L’aragosta deve essere cotta viva e può essere preparata in diversi modi.
L’aragosta è, forse, il crostaceo di mare più apprezzato.
Esistono esemplari di differenti lunghezze (da 20 cm. a 50 cm.) con conseguente variabilità di peso.
Se ne possono osservare esemplari di persino 7 kg.
Vive di preferenza su fondali rocciosi a varie profondità, vicino alle coste.
Nel Mediterraneo predominano due speci; quella europea dal guscio bruno-violetto chiazzato da piccole macchie, in rilievo, rotonde, gialle, e quella del Nord Africa che si pesca sulle coste occidentali ed orientali dell’Africa stessa.
La specie Africana si presenta con un corpo meno slanciato e con una colorazione verdastra o violetta.
Le zone dove vive l’aragosta sono molto vaste; vanno dal Mediterraneo sino alle coste meridionali ed occideltali dell’Inghilterra e dell’Irlanda.
Di aragoste se ne pescano pure nel golfo di Aden, sulla costa Cilena, in Australia, in Oriente al Capo di Buona Speranza.
Gli intenditori, però, asseriscono che la specie migliore è pur sempre quella mediterranea.
In Italia si dà la preferenza all’aragosta proveniente dalle coste della Sardegna.
Tra i bongustai, ora, si può aprire una vivace discussione; se cioè l’aragosta risulti migliore gustata fredda o calda, se debbano preferirsi, come sapore e profumo, quelle di più piccole dimensioni o quelle più grosse.
”De gustibus non est disputandum”.
In fatto di gusti, è vero, non esiste l’assoluto, però si può arrivare ad una codificazione dataci e dall’esperienza e dalle asserzioni degli ”Chefs” più reputati.
Si dirà, allora, che le aragoste piccole sono le più apprezzate ma che le loro carni sono sufficienti per una o due persone.
Si servono fredde o gelatinate con l’opportuno contorno di salse.
Le aragoste di maggiore dimensioni, invece, vengono utilizzate sempre fredde per grossi piatti di portata, per servizi di ”buffets”, ecc., soprattutto quando occorra presentare i medaglioni del crostaceo di un certo diametro e di un certo spessore.
In tal modo si giunge all’assioma che, per l’aragosta, l’allestimento migliore sia quello freddo.
Squisita risulta, pure l’aragosta presentata come specialità calda, se cucinata con opportuni accorgimenti.
In genere, però, per servizi caldi, all’aragosta si preferisce un altro crostaceo similare: l’astice, il famoso”homard” dei francesi.
L’astice è un crostaceo decapodo, come l’aragosta, che vive su tutte la Coste d’Europa.

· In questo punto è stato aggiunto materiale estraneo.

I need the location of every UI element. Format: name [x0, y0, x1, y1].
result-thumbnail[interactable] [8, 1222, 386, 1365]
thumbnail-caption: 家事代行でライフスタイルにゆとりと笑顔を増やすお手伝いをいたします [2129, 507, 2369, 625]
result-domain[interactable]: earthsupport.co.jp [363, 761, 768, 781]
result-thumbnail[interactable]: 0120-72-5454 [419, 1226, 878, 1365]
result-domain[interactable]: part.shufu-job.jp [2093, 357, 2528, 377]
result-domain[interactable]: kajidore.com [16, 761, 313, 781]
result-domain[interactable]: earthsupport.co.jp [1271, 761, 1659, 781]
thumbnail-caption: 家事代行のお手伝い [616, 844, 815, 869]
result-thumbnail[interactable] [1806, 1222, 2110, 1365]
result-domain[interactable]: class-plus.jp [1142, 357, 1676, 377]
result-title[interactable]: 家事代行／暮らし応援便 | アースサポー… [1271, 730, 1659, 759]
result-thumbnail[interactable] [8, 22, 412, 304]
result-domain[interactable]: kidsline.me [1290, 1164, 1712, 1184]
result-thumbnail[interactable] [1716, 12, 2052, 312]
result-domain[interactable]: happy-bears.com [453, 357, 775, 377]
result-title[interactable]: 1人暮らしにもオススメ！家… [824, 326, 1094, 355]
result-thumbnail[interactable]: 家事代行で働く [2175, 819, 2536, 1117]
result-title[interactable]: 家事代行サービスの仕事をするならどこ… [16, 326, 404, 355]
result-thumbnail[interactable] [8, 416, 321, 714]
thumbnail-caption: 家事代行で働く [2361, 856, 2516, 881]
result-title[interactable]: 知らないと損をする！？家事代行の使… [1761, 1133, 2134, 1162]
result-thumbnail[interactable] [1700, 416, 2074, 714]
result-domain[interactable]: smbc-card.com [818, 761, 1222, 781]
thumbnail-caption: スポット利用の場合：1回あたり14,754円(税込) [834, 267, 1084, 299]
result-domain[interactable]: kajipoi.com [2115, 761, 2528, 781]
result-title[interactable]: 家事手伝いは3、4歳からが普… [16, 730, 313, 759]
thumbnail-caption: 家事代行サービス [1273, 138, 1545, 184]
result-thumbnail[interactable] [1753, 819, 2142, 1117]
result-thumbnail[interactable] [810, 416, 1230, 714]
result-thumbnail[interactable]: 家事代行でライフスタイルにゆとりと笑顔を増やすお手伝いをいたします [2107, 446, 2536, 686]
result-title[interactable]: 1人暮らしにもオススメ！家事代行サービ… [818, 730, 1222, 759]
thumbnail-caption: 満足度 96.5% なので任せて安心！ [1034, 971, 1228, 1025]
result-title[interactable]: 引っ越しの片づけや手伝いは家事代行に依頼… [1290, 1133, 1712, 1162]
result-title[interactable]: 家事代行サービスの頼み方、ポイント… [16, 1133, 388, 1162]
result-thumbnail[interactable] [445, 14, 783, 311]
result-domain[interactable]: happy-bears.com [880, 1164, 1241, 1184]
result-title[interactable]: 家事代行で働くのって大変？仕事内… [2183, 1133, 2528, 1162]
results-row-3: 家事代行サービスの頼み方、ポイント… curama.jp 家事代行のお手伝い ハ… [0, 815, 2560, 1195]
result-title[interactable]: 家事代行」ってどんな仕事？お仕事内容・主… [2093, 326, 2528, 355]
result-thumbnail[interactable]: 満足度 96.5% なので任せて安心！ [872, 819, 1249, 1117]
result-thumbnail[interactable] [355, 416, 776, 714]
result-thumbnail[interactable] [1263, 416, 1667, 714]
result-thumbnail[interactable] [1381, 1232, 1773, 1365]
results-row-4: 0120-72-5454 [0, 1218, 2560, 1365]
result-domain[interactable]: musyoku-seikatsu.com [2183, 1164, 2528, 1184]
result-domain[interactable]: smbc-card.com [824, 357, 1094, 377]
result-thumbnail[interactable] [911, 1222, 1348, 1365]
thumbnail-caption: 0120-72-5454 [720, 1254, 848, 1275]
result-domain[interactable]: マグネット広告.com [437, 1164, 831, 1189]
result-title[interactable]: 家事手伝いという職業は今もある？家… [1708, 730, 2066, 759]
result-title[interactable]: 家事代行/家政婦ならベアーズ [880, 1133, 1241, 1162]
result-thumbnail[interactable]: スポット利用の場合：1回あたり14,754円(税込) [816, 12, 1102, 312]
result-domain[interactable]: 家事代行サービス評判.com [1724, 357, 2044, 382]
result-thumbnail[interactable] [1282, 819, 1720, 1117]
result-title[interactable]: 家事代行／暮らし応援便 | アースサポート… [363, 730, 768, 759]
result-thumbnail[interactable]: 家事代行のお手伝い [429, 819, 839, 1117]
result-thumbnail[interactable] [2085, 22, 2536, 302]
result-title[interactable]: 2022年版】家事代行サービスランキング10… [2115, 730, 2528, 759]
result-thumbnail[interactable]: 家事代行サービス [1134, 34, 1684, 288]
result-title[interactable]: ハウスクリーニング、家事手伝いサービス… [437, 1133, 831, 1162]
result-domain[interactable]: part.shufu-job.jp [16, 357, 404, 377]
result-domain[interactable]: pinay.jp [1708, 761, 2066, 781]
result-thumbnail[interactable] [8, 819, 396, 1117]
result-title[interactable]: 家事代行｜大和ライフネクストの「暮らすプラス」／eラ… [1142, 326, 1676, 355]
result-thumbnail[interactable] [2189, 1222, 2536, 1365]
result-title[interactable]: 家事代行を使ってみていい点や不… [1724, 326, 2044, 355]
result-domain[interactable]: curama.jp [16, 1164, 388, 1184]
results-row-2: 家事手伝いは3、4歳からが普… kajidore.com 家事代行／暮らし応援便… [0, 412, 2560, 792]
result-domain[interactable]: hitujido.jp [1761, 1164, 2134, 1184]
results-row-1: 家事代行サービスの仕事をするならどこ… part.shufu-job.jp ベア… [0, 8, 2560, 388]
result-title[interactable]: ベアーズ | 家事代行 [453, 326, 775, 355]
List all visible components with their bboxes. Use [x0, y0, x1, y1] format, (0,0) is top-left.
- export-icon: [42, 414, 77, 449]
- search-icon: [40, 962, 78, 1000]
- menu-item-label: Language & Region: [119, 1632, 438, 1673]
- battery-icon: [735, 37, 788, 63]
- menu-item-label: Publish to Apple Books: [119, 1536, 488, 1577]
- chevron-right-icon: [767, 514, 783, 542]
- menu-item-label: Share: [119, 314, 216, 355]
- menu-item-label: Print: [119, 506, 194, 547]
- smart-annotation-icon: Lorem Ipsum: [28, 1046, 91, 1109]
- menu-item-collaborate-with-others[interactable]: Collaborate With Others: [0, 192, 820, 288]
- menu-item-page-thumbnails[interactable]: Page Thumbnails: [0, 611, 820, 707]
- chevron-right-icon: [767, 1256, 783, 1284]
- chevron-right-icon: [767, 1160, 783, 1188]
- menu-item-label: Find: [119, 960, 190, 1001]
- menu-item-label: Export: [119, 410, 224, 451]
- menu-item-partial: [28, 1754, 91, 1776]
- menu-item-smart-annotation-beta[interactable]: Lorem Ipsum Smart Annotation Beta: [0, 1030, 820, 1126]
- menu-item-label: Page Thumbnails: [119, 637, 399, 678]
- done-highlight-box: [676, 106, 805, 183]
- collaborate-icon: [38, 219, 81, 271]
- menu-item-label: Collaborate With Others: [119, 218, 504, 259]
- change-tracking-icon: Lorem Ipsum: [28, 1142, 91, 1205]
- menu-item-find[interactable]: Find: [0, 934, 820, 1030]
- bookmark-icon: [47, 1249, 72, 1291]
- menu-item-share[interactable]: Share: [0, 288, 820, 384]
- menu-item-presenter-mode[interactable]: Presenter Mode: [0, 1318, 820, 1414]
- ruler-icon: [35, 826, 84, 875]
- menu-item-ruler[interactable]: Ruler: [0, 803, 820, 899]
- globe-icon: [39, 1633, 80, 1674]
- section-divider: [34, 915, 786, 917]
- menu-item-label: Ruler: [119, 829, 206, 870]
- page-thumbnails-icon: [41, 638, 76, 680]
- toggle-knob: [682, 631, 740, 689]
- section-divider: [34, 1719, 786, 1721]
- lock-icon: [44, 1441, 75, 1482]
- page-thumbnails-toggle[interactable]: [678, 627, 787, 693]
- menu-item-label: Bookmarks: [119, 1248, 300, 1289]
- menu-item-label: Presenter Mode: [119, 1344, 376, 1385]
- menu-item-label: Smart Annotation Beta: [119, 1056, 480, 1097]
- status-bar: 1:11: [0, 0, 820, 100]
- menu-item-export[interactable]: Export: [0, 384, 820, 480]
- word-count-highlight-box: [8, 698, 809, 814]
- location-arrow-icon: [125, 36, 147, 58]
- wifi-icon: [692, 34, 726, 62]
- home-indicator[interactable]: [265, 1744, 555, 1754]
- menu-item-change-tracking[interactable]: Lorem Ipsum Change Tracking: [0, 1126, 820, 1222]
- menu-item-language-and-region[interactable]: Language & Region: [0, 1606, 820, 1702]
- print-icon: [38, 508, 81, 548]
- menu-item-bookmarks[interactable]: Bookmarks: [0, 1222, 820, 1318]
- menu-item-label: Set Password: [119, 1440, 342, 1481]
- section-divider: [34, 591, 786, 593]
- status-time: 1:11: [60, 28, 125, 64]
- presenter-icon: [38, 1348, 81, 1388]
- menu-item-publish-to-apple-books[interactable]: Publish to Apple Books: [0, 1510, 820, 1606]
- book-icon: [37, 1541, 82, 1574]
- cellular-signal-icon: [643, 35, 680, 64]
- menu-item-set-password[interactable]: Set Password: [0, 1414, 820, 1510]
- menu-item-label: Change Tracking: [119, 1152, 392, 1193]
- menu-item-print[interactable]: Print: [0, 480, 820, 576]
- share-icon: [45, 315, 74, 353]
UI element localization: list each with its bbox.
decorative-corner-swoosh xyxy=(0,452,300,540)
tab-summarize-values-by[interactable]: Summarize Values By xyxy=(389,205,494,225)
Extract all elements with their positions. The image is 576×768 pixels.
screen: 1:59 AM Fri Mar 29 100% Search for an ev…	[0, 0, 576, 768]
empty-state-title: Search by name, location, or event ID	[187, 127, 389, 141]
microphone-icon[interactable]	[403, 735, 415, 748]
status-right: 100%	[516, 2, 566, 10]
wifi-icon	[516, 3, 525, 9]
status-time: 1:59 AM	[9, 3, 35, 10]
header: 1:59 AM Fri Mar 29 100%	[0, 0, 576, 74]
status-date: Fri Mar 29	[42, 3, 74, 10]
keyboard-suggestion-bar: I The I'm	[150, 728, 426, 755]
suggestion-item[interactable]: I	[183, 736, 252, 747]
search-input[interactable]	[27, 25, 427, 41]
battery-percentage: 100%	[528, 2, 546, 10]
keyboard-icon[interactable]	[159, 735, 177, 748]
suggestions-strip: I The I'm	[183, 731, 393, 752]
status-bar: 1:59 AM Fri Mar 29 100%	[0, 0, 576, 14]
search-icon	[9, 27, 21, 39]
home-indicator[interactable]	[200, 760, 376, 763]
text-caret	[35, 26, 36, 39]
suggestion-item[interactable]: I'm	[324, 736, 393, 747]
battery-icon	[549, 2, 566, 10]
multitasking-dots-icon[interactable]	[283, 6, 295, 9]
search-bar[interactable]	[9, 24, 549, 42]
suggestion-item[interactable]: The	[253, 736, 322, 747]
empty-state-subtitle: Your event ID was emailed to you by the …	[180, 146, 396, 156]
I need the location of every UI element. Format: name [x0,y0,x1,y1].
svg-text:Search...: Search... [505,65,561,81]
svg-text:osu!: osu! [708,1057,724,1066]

Differisce da quest’ultima soltanto per un colore più scuro della corazza, per una coda più allungata e più larga in proporzione del corpo e per la presenza di due potenti pinze (chele) nelle zampe anteriori.
La carne di questi due crostacei, per l’alto contenuto di purine, viene definita afrodisiaca…
A buon intenditor poche parole.
La stessa Afrodite era nata dalla spuma del mare.
Ed il mare regala a noi un cibo prelibato degno della mensa della ”Dea della Bellezza e dell’Amore”.
I crostacei hanno la caratteristica di dover essere cotti vivi.